Gadget

Belum Sempat Membaik, Krisis Chip Malah Makin Parah

  • 25 June 2021
  • Bagikan :

    Ilustrasi. (Foto: Unsplash)

    Uzone.id - Salah satu masalah terbesar yang melanda sektor teknologi saat ini disebabkan oleh komponen terkecil, yaitu chip.

    Semenjak beberapa bulan lalu, krisis chip semakin menunjukkan dampak nyata, bahkan menyebabkan kelangkaan perangkat, seperti yang terjadi pada Xbox Series X atau PS5.

    Perusahaan di sektor transportasi seperti mobil kena dampak paling buruk, peralatan rumah pun mulai memiliki masalah pada pasokan mereka.

    Para perusahaan awalnya memperkirakan rantai pasokan dan produk akan kembali konsisten pada musim panas. Tapi menjelang berakhirnya bulan Juni, krisis ini belum terlihat tanda-tanda akan berakhir.

    Apalagi dengan dirilisnya perangkat-perangkat baru menjelang musim belanja, krisis chip ini diramalkan semakin memburuk bahkan sebelum sempat membaik.

    “Enam atau tujuh bulan lalu, kami pikir masalah ini akan terjadi dalam jangka waktu pendek,” kata Jahmy Hindman, Chief Technology Officer di John Deere dikutip dari The Verge, Kamis (24/06).

    “Tapi, saya pikir ini akan terus berlangsung selama 12 hingga 18 bulan ke depan,” tambahnya.

    Baca juga: Samsung Tunda Rilis Galaxy S21 FE karena Krisis Chip

    CEO Intel Pat Gelsinger berpendapat bahwa butuh dua tahun agar produksi kembali meningkat. “Ini akan memakan waktu cukup lama sampai bisa menempatkan lebih banyak lagi kapasitas di dasarnya,” ungkapnya.

    Skala prioritas pun diberlakukan untuk mengakali agar pasokan terus berlanjut. Akibat krisis ini, perusahaan-perusahaan chip dipaksa untuk memprioritaskan chip kelas atas daripada suku cadang bertenaga rendah.

    Beberapa produk mengalami permintaan tinggi yang berdampak pada chip kelas atas seperti GPU di PlayStation 5 atau kartu grafis RTX 3080, dan tentu kekurangan chip ini berperan sangat penting pada ketersediaan perangkat.

    Contohnya saja PS5 yang saat ini sulit didapat karena permintaan tinggi, sedangkan pasokan tak dapat memenuhi permintaan tersebut.

    Bloomberg mencatat bahwa produsen mobil mulai melewatkan penawaran fitur premium demi memperluas pasokan chip mereka.

    Nvidia juga mengubah GPU lama menjadi mining board mata uang kripto demi lebih banyak pasokan bagi para gamer. Apple bahkan kesulitan mendapatkan chip lama karena persaingan yang ketat.
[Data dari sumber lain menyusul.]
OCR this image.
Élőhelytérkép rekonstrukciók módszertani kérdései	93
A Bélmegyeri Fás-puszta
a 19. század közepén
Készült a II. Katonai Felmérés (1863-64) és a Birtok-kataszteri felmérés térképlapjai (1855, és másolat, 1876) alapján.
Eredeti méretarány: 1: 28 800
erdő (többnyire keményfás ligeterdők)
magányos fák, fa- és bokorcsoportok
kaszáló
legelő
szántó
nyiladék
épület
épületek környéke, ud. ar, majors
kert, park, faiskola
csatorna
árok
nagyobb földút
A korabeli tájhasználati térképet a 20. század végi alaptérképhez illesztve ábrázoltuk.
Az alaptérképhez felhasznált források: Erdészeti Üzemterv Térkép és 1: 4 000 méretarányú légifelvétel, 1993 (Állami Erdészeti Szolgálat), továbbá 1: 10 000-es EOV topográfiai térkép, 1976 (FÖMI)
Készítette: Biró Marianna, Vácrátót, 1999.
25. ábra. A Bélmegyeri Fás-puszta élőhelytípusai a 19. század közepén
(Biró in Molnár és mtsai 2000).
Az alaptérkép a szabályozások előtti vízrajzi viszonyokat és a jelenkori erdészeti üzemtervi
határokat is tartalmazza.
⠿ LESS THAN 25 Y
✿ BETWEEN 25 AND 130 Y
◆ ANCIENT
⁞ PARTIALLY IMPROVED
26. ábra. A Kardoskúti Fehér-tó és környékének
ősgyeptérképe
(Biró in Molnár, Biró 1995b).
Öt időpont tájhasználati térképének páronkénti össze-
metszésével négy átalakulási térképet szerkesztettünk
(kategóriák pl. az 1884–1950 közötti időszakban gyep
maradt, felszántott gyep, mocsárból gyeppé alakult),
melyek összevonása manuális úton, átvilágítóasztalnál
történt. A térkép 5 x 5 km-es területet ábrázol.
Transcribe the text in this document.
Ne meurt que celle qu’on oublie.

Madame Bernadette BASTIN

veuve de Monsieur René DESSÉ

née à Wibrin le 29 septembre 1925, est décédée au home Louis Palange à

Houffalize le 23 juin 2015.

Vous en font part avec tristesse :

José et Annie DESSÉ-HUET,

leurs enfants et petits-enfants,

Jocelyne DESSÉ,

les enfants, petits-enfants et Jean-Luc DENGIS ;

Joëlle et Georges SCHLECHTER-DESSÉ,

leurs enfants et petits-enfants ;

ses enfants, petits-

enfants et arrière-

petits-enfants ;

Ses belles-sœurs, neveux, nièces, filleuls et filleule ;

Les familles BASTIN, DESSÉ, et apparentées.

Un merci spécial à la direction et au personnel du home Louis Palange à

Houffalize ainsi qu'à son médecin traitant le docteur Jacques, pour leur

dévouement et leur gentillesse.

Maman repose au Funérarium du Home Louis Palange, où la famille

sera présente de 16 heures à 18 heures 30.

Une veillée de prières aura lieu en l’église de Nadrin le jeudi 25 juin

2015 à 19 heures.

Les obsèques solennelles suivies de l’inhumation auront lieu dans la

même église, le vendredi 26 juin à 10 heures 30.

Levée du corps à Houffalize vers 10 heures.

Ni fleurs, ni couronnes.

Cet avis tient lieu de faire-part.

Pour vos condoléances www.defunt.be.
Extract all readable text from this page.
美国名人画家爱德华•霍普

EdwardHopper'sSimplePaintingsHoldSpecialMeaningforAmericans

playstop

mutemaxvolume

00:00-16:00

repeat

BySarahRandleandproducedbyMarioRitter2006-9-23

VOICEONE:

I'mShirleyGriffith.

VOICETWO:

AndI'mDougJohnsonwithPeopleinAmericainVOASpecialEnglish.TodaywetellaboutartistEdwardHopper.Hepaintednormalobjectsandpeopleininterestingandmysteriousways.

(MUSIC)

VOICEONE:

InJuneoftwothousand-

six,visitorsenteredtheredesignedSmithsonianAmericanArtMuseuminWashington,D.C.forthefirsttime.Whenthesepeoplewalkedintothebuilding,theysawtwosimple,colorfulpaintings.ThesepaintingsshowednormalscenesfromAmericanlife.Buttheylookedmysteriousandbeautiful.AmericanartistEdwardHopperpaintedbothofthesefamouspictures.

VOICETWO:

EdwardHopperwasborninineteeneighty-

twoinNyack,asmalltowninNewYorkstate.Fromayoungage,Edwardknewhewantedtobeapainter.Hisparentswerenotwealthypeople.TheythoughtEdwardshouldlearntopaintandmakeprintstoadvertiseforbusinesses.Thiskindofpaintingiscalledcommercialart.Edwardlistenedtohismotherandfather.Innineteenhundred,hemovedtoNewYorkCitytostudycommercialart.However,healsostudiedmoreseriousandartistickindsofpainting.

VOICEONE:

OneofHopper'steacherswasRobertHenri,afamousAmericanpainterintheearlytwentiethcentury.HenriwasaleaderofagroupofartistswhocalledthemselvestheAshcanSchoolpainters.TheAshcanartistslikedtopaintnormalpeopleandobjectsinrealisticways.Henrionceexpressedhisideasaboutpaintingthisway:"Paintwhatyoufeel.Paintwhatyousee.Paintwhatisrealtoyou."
    Baca juga: Riset Bain & Company: Kelangkaan Chip Bisa Sampai 2022

    Yang makin memperburuk krisis ini adalah kurangnya jumlah perusahaan yang membuat chip, terlebih chip komputer yang ada di setiap produk di berbagai industri.

    Menurut laporan Wall Street Journal, TSMC menyumbang 92 persen pasokan chip mutakhir, dan sisanya disediakan oleh perusahaan teknologi asal Korea Selatan, Samsung.

    Perusahaan ini juga dilaporkan membuat sekitar 60 persen chip bagi produsen di seluruh dunia.

    Tapi krisis chip sepertinya takkan terlalu berdampak bagi perangkat andalan dari Apple maupun Samsung, setidaknya tidak terlalu kentara pengaruhnya. Hal ini disebabkan karena TSMC telah memprioritaskan pesanan chip dari Apple bersamaan dengan para produsen mobil.

    TSMC, Intel, dan Samsung berinvestasi besar-besaran untuk memperluas pabrik baru. Pemerintah Amerika Serikat (AS) juga ikut memberikan bantuan untuk menggenjot produksi semikonduktor AS. CEO Intel mengatakan bahwa perlu berbulan-bulan agar investasi tersebut matang.

    Krisis ini mungkin akan lebih buruk lagi terlebih musim liburan yang semakin dekat, begitupun gelombang produk baru akan semakin memperketat perebutan chip. Dengan demikian, akan banyak perilisan produk-produk yang ditunda, harga yang naik, dan krisis suku cadang pun akan datang.